A pause. “Give me a second to peel this wetsuit down, get in the car.” Huffing and puffing. She hears a door slam. “Right, I’m transferring you to speaker. Can you hear me?”

“Yes.” Elin cuts straight to the chase. “Creacher, I know it was a long time ago, but I remember us talking, you mentioning there had been doubts, initially, about whether he was good for it.”

He pauses. “I’ll be honest, I did. Still do, for that matter. To me, at the beginning in particular, the evidence was flimsy at best.”

“Flimsy how?”

“There was DNA evidence on one of the victims’ T-shirts, a match with Creacher. But in my opinion, it was circumstantial, could have been transferred another way. It didn’t definitively put him at the scene. One of the experts for the defense also raised an interesting point about the lack of DNA on the victims, said that even if they hadn’t put up any defense, he’d have expected more than a single spot on a shirt.”

“What else did you have?”

“Eyewitness account: the boatman said he’d seen Creacher hanging around, watching the kids. There were photographs too.”

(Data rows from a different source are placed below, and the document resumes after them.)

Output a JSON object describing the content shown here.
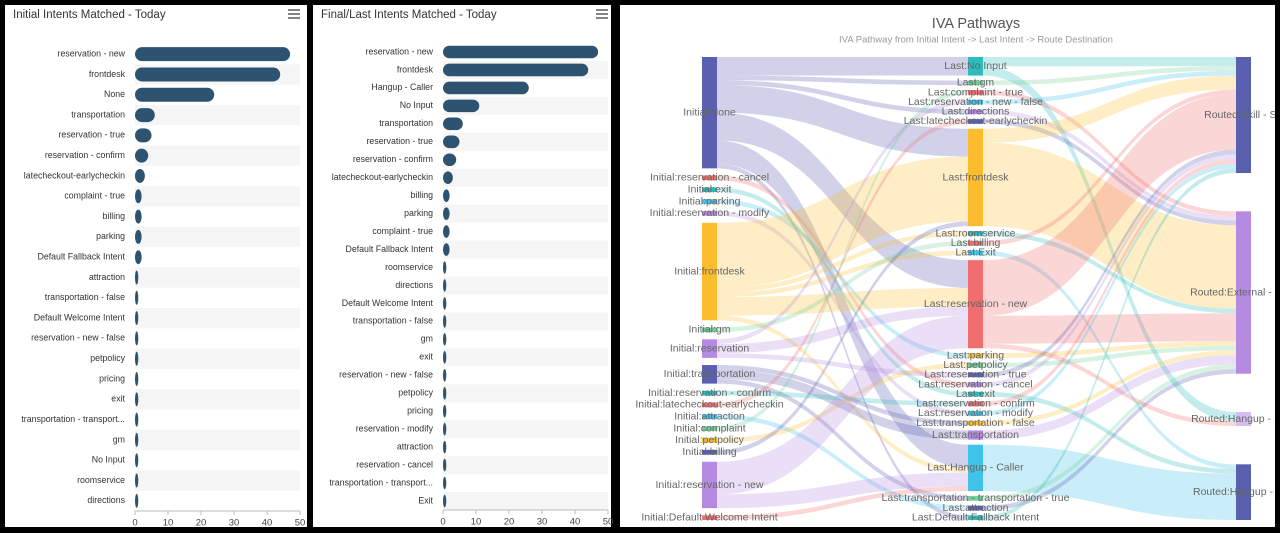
{
  "chart_data": [
    {
      "type": "bar",
      "orientation": "horizontal",
      "title": "Initial Intents Matched - Today",
      "color": "#2e5370",
      "categories": [
        "reservation - new",
        "frontdesk",
        "None",
        "transportation",
        "reservation - true",
        "reservation - confirm",
        "latecheckout-earlycheckin",
        "complaint - true",
        "billing",
        "parking",
        "Default Fallback Intent",
        "attraction",
        "transportation - false",
        "Default Welcome Intent",
        "reservation - new - false",
        "petpolicy",
        "pricing",
        "exit",
        "transportation - transport...",
        "gm",
        "No Input",
        "roomservice",
        "directions"
      ],
      "values": [
        47,
        44,
        24,
        6,
        5,
        4,
        3,
        2,
        2,
        2,
        2,
        1,
        1,
        1,
        1,
        1,
        1,
        1,
        1,
        1,
        1,
        1,
        1
      ],
      "xlim": [
        0,
        50
      ],
      "xticks": [
        0,
        10,
        20,
        30,
        40,
        50
      ]
    },
    {
      "type": "bar",
      "orientation": "horizontal",
      "title": "Final/Last Intents Matched - Today",
      "color": "#2e5370",
      "categories": [
        "reservation - new",
        "frontdesk",
        "Hangup - Caller",
        "No Input",
        "transportation",
        "reservation - true",
        "reservation - confirm",
        "latecheckout-earlycheckin",
        "billing",
        "parking",
        "complaint - true",
        "Default Fallback Intent",
        "roomservice",
        "directions",
        "Default Welcome Intent",
        "transportation - false",
        "gm",
        "exit",
        "reservation - new - false",
        "petpolicy",
        "pricing",
        "reservation - modify",
        "attraction",
        "reservation - cancel",
        "transportation - transport...",
        "Exit"
      ],
      "values": [
        47,
        44,
        26,
        11,
        6,
        5,
        4,
        3,
        2,
        2,
        2,
        2,
        1,
        1,
        1,
        1,
        1,
        1,
        1,
        1,
        1,
        1,
        1,
        1,
        1,
        1
      ],
      "xlim": [
        0,
        50
      ],
      "xticks": [
        0,
        10,
        20,
        30,
        40,
        50
      ]
    },
    {
      "type": "sankey",
      "title": "IVA Pathways",
      "subtitle": "IVA Pathway from Initial Intent -> Last Intent -> Route Destination",
      "nodes": [
        {
          "name": "Initial:None",
          "color": "#5a5fb0"
        },
        {
          "name": "Initial:reservation - cancel",
          "color": "#f26d6d"
        },
        {
          "name": "Initial:exit",
          "color": "#2cbcbc"
        },
        {
          "name": "Initial:parking",
          "color": "#3fc3e8"
        },
        {
          "name": "Initial:reservation - modify",
          "color": "#b48be0"
        },
        {
          "name": "Initial:frontdesk",
          "color": "#fbbd2d"
        },
        {
          "name": "Initial:gm",
          "color": "#6fcf97"
        },
        {
          "name": "Initial:reservation",
          "color": "#b48be0"
        },
        {
          "name": "Initial:transportation",
          "color": "#5a5fb0"
        },
        {
          "name": "Initial:reservation - confirm",
          "color": "#2cbcbc"
        },
        {
          "name": "Initial:latecheckout-earlycheckin",
          "color": "#f26d6d"
        },
        {
          "name": "Initial:attraction",
          "color": "#3fc3e8"
        },
        {
          "name": "Initial:complaint",
          "color": "#6fcf97"
        },
        {
          "name": "Initial:petpolicy",
          "color": "#fbbd2d"
        },
        {
          "name": "Initial:billing",
          "color": "#5a5fb0"
        },
        {
          "name": "Initial:reservation - new",
          "color": "#b48be0"
        },
        {
          "name": "Initial:Default Welcome Intent",
          "color": "#f26d6d"
        },
        {
          "name": "Last:No Input",
          "color": "#2cbcbc"
        },
        {
          "name": "Last:gm",
          "color": "#6fcf97"
        },
        {
          "name": "Last:complaint - true",
          "color": "#f26d6d"
        },
        {
          "name": "Last:reservation - new - false",
          "color": "#3fc3e8"
        },
        {
          "name": "Last:directions",
          "color": "#b48be0"
        },
        {
          "name": "Last:latecheckout-earlycheckin",
          "color": "#5a5fb0"
        },
        {
          "name": "Last:frontdesk",
          "color": "#fbbd2d"
        },
        {
          "name": "Last:roomservice",
          "color": "#2cbcbc"
        },
        {
          "name": "Last:billing",
          "color": "#f26d6d"
        },
        {
          "name": "Last:Exit",
          "color": "#3fc3e8"
        },
        {
          "name": "Last:reservation - new",
          "color": "#f26d6d"
        },
        {
          "name": "Last:parking",
          "color": "#fbbd2d"
        },
        {
          "name": "Last:petpolicy",
          "color": "#6fcf97"
        },
        {
          "name": "Last:reservation - true",
          "color": "#5a5fb0"
        },
        {
          "name": "Last:reservation - cancel",
          "color": "#b48be0"
        },
        {
          "name": "Last:exit",
          "color": "#2cbcbc"
        },
        {
          "name": "Last:reservation - confirm",
          "color": "#f26d6d"
        },
        {
          "name": "Last:reservation - modify",
          "color": "#3fc3e8"
        },
        {
          "name": "Last:transportation - false",
          "color": "#fbbd2d"
        },
        {
          "name": "Last:transportation",
          "color": "#b48be0"
        },
        {
          "name": "Last:Hangup - Caller",
          "color": "#3fc3e8"
        },
        {
          "name": "Last:transportation - transportation - true",
          "color": "#6fcf97"
        },
        {
          "name": "Last:attraction",
          "color": "#5a5fb0"
        },
        {
          "name": "Last:Default Fallback Intent",
          "color": "#2cbcbc"
        },
        {
          "name": "Routed:Skill - SF",
          "color": "#5a5fb0"
        },
        {
          "name": "Routed:External - Hote",
          "color": "#b48be0"
        },
        {
          "name": "Routed:Hangup - IVA -",
          "color": "#d4bdf0"
        },
        {
          "name": "Routed:Hangup - Call",
          "color": "#5a5fb0"
        }
      ],
      "links": [
        {
          "source": 0,
          "target": 17,
          "value": 4
        },
        {
          "source": 0,
          "target": 23,
          "value": 6
        },
        {
          "source": 0,
          "target": 27,
          "value": 6
        },
        {
          "source": 0,
          "target": 37,
          "value": 5
        },
        {
          "source": 0,
          "target": 21,
          "value": 1
        },
        {
          "source": 0,
          "target": 40,
          "value": 1
        },
        {
          "source": 0,
          "target": 18,
          "value": 1
        },
        {
          "source": 1,
          "target": 31,
          "value": 1
        },
        {
          "source": 2,
          "target": 32,
          "value": 1
        },
        {
          "source": 3,
          "target": 28,
          "value": 1
        },
        {
          "source": 4,
          "target": 34,
          "value": 1
        },
        {
          "source": 5,
          "target": 23,
          "value": 14
        },
        {
          "source": 5,
          "target": 27,
          "value": 4
        },
        {
          "source": 5,
          "target": 24,
          "value": 1
        },
        {
          "source": 5,
          "target": 26,
          "value": 1
        },
        {
          "source": 5,
          "target": 37,
          "value": 1
        },
        {
          "source": 6,
          "target": 25,
          "value": 1
        },
        {
          "source": 7,
          "target": 27,
          "value": 2
        },
        {
          "source": 7,
          "target": 30,
          "value": 1
        },
        {
          "source": 7,
          "target": 20,
          "value": 1
        },
        {
          "source": 8,
          "target": 36,
          "value": 2
        },
        {
          "source": 8,
          "target": 35,
          "value": 1
        },
        {
          "source": 8,
          "target": 38,
          "value": 1
        },
        {
          "source": 9,
          "target": 33,
          "value": 1
        },
        {
          "source": 10,
          "target": 22,
          "value": 1
        },
        {
          "source": 11,
          "target": 39,
          "value": 1
        },
        {
          "source": 12,
          "target": 19,
          "value": 1
        },
        {
          "source": 13,
          "target": 29,
          "value": 1
        },
        {
          "source": 14,
          "target": 23,
          "value": 1
        },
        {
          "source": 15,
          "target": 27,
          "value": 7
        },
        {
          "source": 15,
          "target": 37,
          "value": 3
        },
        {
          "source": 16,
          "target": 37,
          "value": 1
        },
        {
          "source": 17,
          "target": 41,
          "value": 2
        },
        {
          "source": 17,
          "target": 43,
          "value": 2
        },
        {
          "source": 18,
          "target": 41,
          "value": 1
        },
        {
          "source": 19,
          "target": 42,
          "value": 1
        },
        {
          "source": 20,
          "target": 41,
          "value": 1
        },
        {
          "source": 21,
          "target": 42,
          "value": 1
        },
        {
          "source": 22,
          "target": 42,
          "value": 1
        },
        {
          "source": 23,
          "target": 42,
          "value": 18
        },
        {
          "source": 23,
          "target": 41,
          "value": 3
        },
        {
          "source": 24,
          "target": 42,
          "value": 1
        },
        {
          "source": 25,
          "target": 41,
          "value": 1
        },
        {
          "source": 26,
          "target": 44,
          "value": 1
        },
        {
          "source": 27,
          "target": 41,
          "value": 12
        },
        {
          "source": 27,
          "target": 42,
          "value": 6
        },
        {
          "source": 27,
          "target": 43,
          "value": 1
        },
        {
          "source": 28,
          "target": 42,
          "value": 1
        },
        {
          "source": 29,
          "target": 42,
          "value": 1
        },
        {
          "source": 30,
          "target": 41,
          "value": 1
        },
        {
          "source": 31,
          "target": 41,
          "value": 1
        },
        {
          "source": 32,
          "target": 44,
          "value": 1
        },
        {
          "source": 33,
          "target": 41,
          "value": 1
        },
        {
          "source": 34,
          "target": 41,
          "value": 1
        },
        {
          "source": 35,
          "target": 42,
          "value": 1
        },
        {
          "source": 36,
          "target": 42,
          "value": 2
        },
        {
          "source": 37,
          "target": 44,
          "value": 10
        },
        {
          "source": 38,
          "target": 42,
          "value": 1
        },
        {
          "source": 39,
          "target": 42,
          "value": 1
        },
        {
          "source": 40,
          "target": 41,
          "value": 1
        }
      ]
    }
  ]
}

“Photographs?” She thinks about the photographs they found in the cave.

“Yes. There were teenagers in the images we found, but there was landscape, too, wildlife. He said he was simply a keen photographer.” Johnson gives a heavy sigh. “Creacher was odd, that’s for sure, someone you’d run a mile from if you bumped into him in a dark alley, but I felt there were assumptions made just because he was a bit of a loner.”

“An easy mark?”

“Something like that. Yes, Creacher struggled with eye contact, normal social stuff, and was a bit slow, but that didn’t make him a killer. You get a feeling sometimes, whether someone’s right for it, and I didn’t get it with him. A loner, yes, but a murderer? I didn’t see it. I kept suggesting we widen the net, particularly given the connection to the girl.”

“Girl?”

“Yes. I made an interesting connection almost as soon as we picked up the case. Another girl, who went missing a few months before the Creacher murders.”

Another girl. Elin thinks about the fifth photograph on the wall. Could that be her?

“Her name was Lois Wade. All very strange. Her class went to the island for one of the Outward Bound courses, but she was one of the few who didn’t. The week the kids were away, Lois was reported missing. The same night, a boy on the Outward Bound course reported he’d seen her on the island.”

“But you said she didn’t go.”

“That’s exactly the point. A group of them had snuck up to the rock on the island after the teachers had gone to sleep. They were drinking heavily, passed out. When the boy woke up, he was the only one still up there. Apparently he looked down, saw a body on the grass beneath the rock. Convinced it was Lois Wade, but by the time he climbed down, she’d gone. No sign. Not even a mark on the grass.”

“Weird.”

“Yes and no. The boy who saw her was the only one who did. Most people assumed it was the booze talking, possibly hallucinogens. Yet he was adamant, also admitted that they’d invited her to sneak onto the island that night, but he was alone in saying that; all the other kids gave the same story. Lois wasn’t there, was never meant to be.”

Elin absorbs his words, glancing out at the water. A breeze has picked up, the turquoise of the sea striped with vivid, unfamiliar color, bruising blue-blacks, tinny grays. “But surely it must have been easy to check whether she did go out to the island. She’d had to have taken a boat.”

“No CCTV back then, so there was no real way of knowing if she had. Friends and acquaintances denied arranging anything on her behalf. We spoke to a few of the companies operating out of the harbor to see if they’d brought her across, but no. A few days later, the parents admitted Lois was prone to running away. Then we had a sighting of her getting into a car on the mainland, and all resources went to that line of inquiry.”